Listening to classic punk stuff like this makes me feel old, and at this point that the best qualification I have: I’m expert in bands that couldn’t play a lick or make a buck but somehow changed the world. This product ties together two albums: Live & Loud originally released in 1987 and the 2000 compilation In a Can. The Ruts had their biggest success from 1977 to 1979 but were never in the first tier of performers in that fetid era.
The press kit mentions their reggae influence; although that not the first thought you have when listing to “Babylon Bringing” or “Something I Said”. The Rasta doesn’t kick in until “Jah War” but when it does, it’s the most powerful track in the collection, if only because you can hear what their singing about. The Ruts were as much a social conscience as any band of that era, nearly every song is about police abuse and lack of jobs or lack of food. It was powerful social dislocation that pushed the punks to sing about their misery.

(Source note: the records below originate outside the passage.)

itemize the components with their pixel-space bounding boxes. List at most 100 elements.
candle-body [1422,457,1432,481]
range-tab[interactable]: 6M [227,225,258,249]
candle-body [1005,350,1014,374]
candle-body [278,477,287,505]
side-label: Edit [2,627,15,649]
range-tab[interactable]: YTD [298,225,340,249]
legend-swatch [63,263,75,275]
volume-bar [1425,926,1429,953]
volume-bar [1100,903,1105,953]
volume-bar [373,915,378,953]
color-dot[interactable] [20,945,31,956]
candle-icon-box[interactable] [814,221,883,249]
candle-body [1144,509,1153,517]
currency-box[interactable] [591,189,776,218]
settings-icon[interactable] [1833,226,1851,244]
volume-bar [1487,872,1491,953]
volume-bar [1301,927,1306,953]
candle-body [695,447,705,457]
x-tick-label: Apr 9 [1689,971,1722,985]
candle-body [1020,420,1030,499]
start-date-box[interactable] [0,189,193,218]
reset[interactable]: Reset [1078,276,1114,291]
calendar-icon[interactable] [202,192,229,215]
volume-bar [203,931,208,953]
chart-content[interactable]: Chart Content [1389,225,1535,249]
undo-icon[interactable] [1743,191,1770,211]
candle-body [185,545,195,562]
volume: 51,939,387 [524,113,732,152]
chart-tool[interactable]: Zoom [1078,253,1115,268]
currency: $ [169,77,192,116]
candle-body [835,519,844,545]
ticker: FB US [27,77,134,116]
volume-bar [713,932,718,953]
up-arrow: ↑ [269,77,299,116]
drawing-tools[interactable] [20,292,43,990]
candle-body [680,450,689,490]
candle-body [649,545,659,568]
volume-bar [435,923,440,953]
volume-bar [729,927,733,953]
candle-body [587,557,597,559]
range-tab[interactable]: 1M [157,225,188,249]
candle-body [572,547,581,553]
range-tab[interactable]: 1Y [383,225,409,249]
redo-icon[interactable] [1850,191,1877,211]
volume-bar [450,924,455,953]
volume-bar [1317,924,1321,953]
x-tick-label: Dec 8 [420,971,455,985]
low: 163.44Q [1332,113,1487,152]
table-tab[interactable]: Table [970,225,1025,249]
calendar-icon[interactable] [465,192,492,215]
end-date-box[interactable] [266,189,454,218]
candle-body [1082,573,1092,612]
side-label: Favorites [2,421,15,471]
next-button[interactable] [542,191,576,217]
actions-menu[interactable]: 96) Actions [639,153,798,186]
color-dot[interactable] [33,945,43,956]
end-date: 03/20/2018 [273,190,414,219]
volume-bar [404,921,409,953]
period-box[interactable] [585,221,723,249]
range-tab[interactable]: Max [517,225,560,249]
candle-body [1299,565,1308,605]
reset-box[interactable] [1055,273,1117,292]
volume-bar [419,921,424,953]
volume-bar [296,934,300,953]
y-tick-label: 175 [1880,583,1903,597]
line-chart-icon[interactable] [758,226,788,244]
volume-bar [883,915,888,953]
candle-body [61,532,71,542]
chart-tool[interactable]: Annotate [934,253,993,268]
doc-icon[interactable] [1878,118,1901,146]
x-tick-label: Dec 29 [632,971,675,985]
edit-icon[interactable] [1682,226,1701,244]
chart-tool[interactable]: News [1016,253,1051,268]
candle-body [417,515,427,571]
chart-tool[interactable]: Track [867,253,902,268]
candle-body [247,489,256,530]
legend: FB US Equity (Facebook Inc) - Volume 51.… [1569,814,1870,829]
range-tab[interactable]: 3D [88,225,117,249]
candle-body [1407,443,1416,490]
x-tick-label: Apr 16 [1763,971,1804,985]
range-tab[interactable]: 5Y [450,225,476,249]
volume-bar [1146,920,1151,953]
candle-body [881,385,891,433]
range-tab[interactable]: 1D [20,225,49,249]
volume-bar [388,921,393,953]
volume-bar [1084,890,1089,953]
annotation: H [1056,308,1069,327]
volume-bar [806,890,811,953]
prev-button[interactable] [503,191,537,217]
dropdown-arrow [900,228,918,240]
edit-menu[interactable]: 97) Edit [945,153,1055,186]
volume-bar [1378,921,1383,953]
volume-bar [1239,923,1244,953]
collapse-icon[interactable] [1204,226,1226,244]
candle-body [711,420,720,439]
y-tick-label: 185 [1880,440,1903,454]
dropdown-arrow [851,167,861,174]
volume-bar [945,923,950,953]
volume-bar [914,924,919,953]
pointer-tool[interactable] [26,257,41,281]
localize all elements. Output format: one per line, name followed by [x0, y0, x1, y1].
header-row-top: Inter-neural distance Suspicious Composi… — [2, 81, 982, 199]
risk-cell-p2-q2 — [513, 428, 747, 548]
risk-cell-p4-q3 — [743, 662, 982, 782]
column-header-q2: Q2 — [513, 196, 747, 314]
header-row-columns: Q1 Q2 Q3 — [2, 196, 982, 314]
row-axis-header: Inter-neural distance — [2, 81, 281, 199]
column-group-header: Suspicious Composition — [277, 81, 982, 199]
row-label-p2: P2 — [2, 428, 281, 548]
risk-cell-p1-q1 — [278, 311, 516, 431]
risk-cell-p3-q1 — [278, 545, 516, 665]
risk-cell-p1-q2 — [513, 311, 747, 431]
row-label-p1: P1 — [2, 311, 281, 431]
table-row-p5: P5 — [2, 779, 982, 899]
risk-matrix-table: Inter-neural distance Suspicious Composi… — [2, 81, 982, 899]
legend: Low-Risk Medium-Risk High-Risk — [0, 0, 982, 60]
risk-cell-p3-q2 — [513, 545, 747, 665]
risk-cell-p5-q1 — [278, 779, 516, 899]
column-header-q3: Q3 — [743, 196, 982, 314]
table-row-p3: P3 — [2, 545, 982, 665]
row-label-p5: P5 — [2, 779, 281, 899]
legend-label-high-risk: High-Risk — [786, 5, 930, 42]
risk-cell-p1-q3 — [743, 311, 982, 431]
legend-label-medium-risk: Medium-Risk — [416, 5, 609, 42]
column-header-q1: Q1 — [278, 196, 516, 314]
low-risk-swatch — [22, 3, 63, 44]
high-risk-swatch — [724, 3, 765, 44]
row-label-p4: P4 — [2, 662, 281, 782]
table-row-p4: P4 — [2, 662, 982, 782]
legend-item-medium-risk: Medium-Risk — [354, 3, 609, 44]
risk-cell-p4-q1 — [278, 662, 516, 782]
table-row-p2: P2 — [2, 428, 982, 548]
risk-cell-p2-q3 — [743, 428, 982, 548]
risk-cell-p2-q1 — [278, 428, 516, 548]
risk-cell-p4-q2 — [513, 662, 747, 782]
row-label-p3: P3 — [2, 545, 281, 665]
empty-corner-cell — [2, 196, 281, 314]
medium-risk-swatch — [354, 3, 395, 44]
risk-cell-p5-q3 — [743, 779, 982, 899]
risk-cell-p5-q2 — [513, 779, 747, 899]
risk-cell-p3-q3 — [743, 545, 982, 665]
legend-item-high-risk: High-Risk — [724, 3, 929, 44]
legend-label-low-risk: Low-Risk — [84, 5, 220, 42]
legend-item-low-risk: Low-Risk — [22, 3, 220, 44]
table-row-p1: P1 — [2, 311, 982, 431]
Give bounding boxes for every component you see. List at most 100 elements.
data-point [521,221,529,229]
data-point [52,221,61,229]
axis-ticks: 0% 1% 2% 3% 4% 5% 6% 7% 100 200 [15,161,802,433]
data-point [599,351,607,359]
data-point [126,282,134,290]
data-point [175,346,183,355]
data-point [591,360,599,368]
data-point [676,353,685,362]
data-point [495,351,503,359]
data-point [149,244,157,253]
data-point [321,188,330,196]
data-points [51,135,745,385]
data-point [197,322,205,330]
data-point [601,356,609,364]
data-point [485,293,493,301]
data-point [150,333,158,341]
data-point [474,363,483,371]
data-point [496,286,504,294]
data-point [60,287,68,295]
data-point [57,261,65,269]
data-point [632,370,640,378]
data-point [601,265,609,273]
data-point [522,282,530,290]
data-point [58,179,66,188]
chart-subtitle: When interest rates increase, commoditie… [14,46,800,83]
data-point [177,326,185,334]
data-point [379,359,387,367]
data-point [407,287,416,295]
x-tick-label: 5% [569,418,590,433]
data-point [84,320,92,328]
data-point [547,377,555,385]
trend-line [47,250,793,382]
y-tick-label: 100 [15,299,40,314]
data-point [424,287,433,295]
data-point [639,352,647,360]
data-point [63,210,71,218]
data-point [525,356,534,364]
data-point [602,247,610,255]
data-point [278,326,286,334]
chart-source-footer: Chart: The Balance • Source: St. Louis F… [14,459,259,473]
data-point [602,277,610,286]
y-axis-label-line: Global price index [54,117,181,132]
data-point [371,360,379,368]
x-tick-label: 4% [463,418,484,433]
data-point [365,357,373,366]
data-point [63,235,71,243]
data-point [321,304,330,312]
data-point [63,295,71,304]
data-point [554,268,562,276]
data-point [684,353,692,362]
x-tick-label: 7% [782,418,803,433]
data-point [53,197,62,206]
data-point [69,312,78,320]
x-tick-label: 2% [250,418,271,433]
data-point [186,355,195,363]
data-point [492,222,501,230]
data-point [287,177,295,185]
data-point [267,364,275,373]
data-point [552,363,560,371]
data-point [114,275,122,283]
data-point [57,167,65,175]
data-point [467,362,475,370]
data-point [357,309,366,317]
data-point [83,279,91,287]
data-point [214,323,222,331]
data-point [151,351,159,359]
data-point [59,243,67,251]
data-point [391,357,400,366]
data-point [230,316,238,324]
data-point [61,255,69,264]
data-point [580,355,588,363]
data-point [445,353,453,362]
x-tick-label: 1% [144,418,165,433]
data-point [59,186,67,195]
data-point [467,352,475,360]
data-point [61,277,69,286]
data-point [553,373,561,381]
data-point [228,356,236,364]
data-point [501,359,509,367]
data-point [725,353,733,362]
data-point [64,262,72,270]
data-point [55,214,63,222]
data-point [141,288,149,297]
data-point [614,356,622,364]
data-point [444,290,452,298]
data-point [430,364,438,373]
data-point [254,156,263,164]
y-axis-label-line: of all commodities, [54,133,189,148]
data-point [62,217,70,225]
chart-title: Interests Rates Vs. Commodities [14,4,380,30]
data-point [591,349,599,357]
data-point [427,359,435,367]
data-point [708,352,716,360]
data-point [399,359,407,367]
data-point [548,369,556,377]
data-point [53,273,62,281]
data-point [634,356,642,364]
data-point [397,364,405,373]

Like many UK punk bands, they do a classic cover of an American tune; here’s its Elvis Presley’s “Blue Suede Shoes.” It seems like that was the key to mainstream airplay in the day: punk up some classic rock song, and aim for the novelty slot. They also cover The Damned’s “Love Song,” punk covers were a big part of the early days of most bands and often got them their first airplay. Interestingly this collection lacks “Staring at the Rude Boys”; that was the track that introduced me to the band in some bygone era. This is a competent and useful collection, but it’s not essential. The Live and Loud material is raw and energetic, the material from In A Can is much cleaner studio material, and both capture a band doing good work and receiving little to show for their efforts. I sure hope they get a few bucks for this re-release, they deserve it.